Del Negro was much more animated than usual, reacting like a fan with the swings in the game. He punched the air in the waning seconds of the third quarter when Jordan, trailing the play after falling out of bounds, hustled back and poked the ball away from unsuspecting Ramon Sessions, who was holding the ball for the last shot. Foye then hit a 3-pointer to draw the Clippers within 11.

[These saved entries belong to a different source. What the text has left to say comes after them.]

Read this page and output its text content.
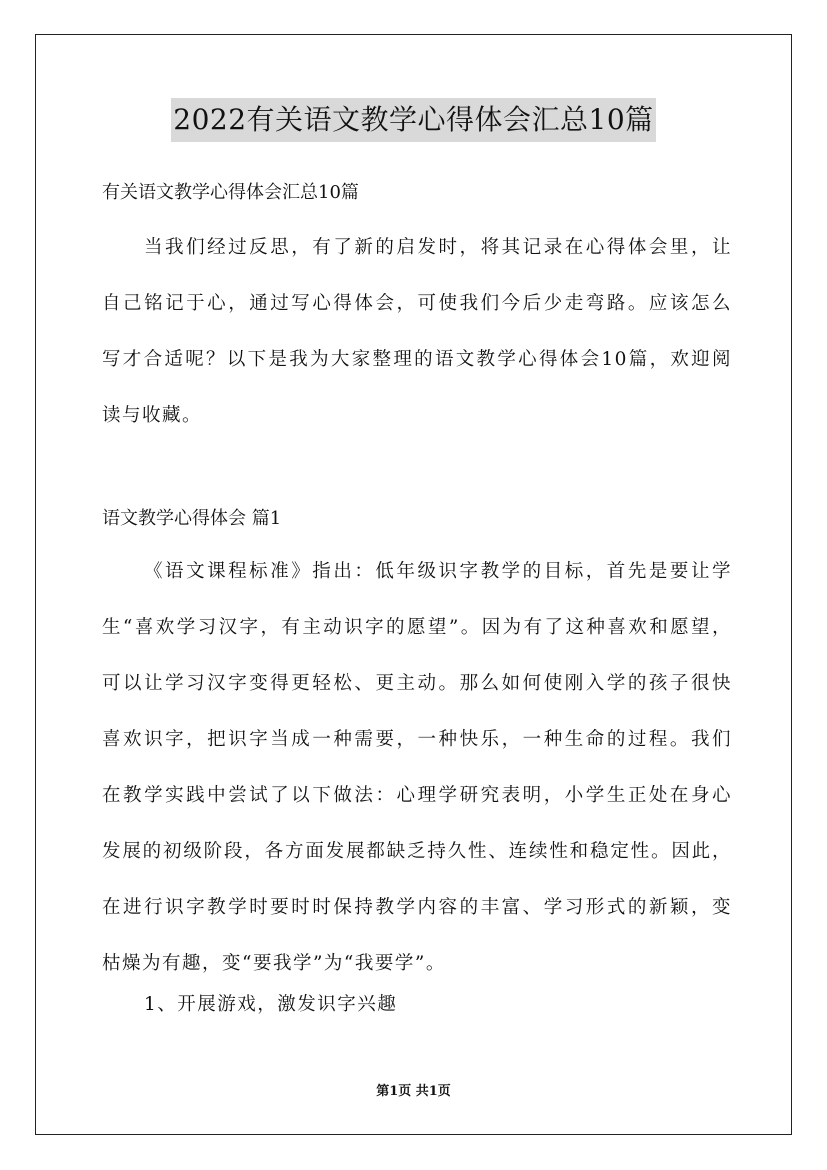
2022有关语文教学心得体会汇总10篇
有关语文教学心得体会汇总10篇
当我们经过反思，有了新的启发时，将其记录在心得体会里，让
自己铭记于心，通过写心得体会，可使我们今后少走弯路。应该怎么
写才合适呢？以下是我为大家整理的语文教学心得体会10篇，欢迎阅
读与收藏。
语文教学心得体会 篇1
《语文课程标准》指出：低年级识字教学的目标，首先是要让学
生“喜欢学习汉字，有主动识字的愿望”。因为有了这种喜欢和愿望，
可以让学习汉字变得更轻松、更主动。那么如何使刚入学的孩子很快
喜欢识字，把识字当成一种需要，一种快乐，一种生命的过程。我们
在教学实践中尝试了以下做法：心理学研究表明，小学生正处在身心
发展的初级阶段，各方面发展都缺乏持久性、连续性和稳定性。因此，
在进行识字教学时要时时保持教学内容的丰富、学习形式的新颖，变
枯燥为有趣，变“要我学”为“我要学”。
1、开展游戏，激发识字兴趣
第1页 共1页
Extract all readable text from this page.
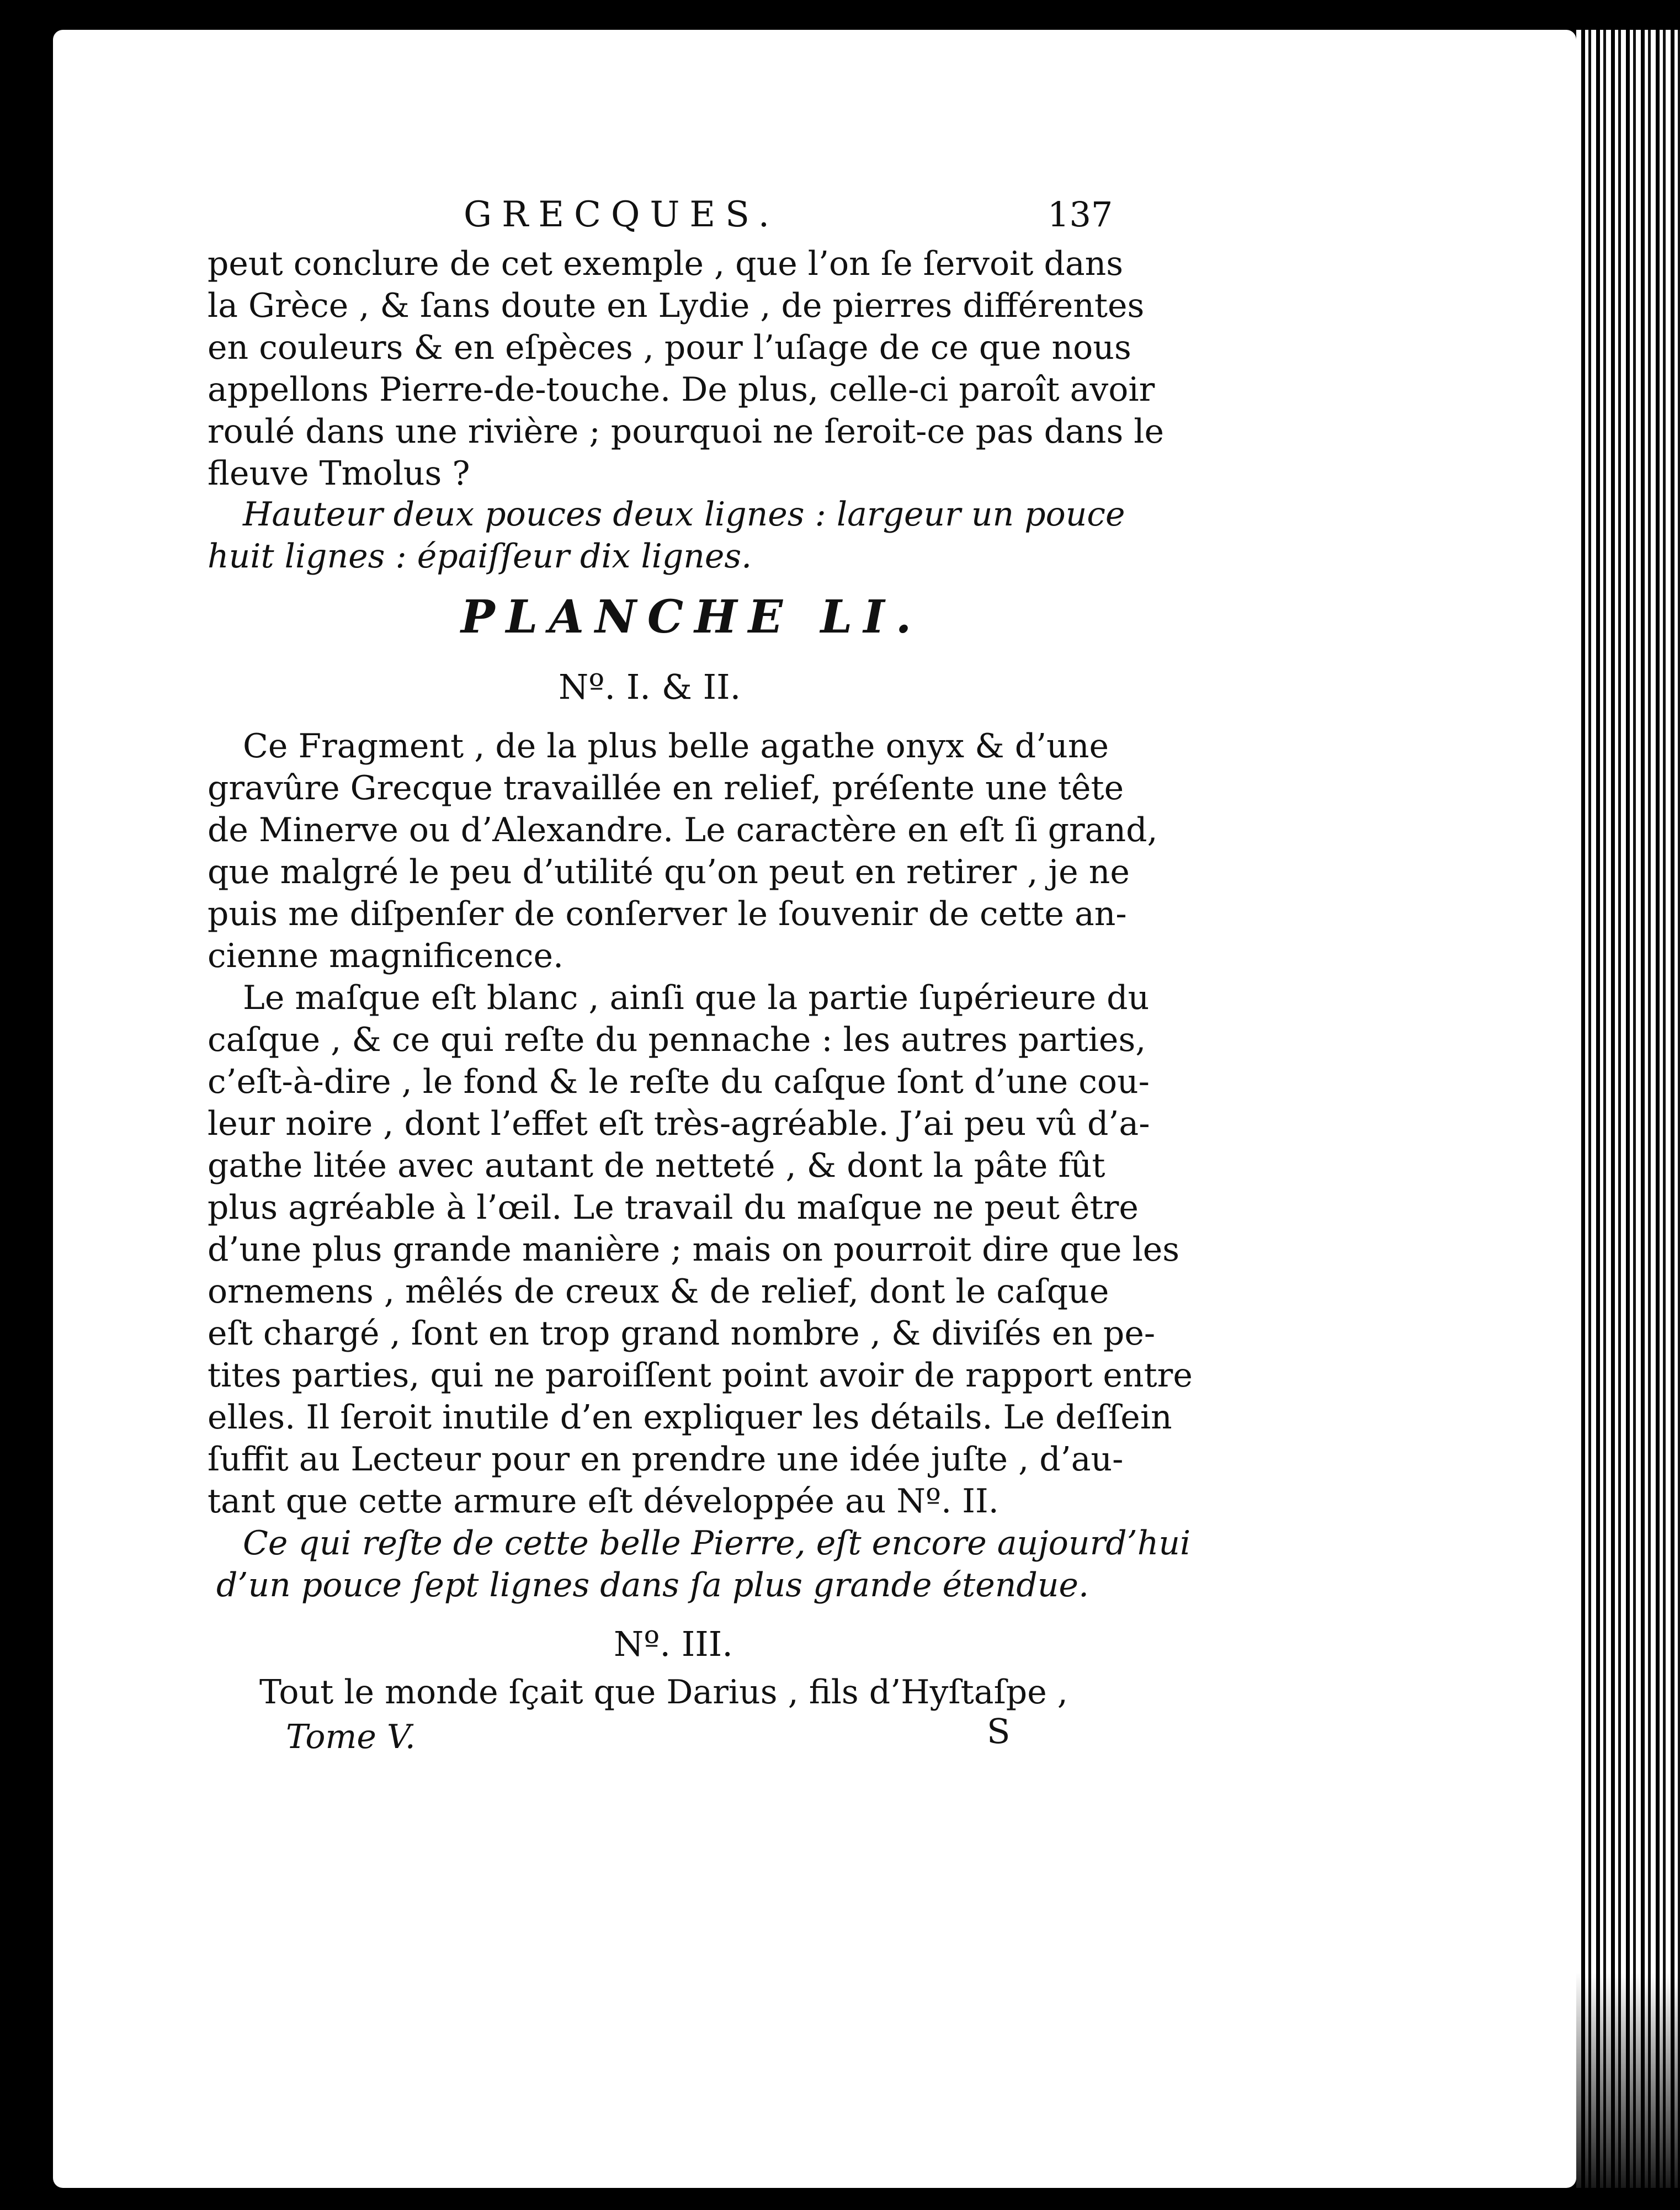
GRECQUES.	137
peut conclure de cet exemple , que l’on ſe ſervoit dans
la Grèce , & ſans doute en Lydie , de pierres différentes
en couleurs & en eſpèces , pour l’uſage de ce que nous
appellons Pierre-de-touche. De plus, celle-ci paroît avoir
roulé dans une rivière ; pourquoi ne ſeroit-ce pas dans le
fleuve Tmolus ?
Hauteur deux pouces deux lignes : largeur un pouce
huit lignes : épaiſſeur dix lignes.
PLANCHE LI.
Nº. I. & II.
Ce Fragment , de la plus belle agathe onyx & d’une
gravûre Grecque travaillée en relief, préſente une tête
de Minerve ou d’Alexandre. Le caractère en eſt ſi grand,
que malgré le peu d’utilité qu’on peut en retirer , je ne
puis me diſpenſer de conſerver le ſouvenir de cette an-
cienne magnificence.
Le maſque eſt blanc , ainſi que la partie ſupérieure du
caſque , & ce qui reſte du pennache : les autres parties,
c’eſt-à-dire , le fond & le reſte du caſque ſont d’une cou-
leur noire , dont l’effet eſt très-agréable. J’ai peu vû d’a-
gathe litée avec autant de netteté , & dont la pâte fût
plus agréable à l’œil. Le travail du maſque ne peut être
d’une plus grande manière ; mais on pourroit dire que les
ornemens , mêlés de creux & de relief, dont le caſque
eſt chargé , ſont en trop grand nombre , & diviſés en pe-
tites parties, qui ne paroiſſent point avoir de rapport entre
elles. Il ſeroit inutile d’en expliquer les détails. Le deſſein
ſuffit au Lecteur pour en prendre une idée juſte , d’au-
tant que cette armure eſt développée au Nº. II.
Ce qui reſte de cette belle Pierre, eſt encore aujourd’hui
d’un pouce ſept lignes dans ſa plus grande étendue.
Nº. III.
Tout le monde ſçait que Darius , fils d’Hyſtaſpe ,
Tome V.	S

If the Clippers had been able to finish their comeback, it might have been the second-most talked about play of the night. Griffin said the loss took any meaning away from the dunks. The Lakers, though, could afford to view it with reverence — and a little humor.
“Next time, Blake is going to have to dunk on me and Pau and if that happens, it’ll be a poster,” World Peace said. “I wouldn’t mind. It’s a hustle play. It’s great for the fans and it’s great for commercials, but I won’t be in that commercial if they don’t pay, I’ll tell you that.”
His asking price?
“At least half a mil,” World Peace said with a smile, and a degree of satisfaction, the type that money can’t buy.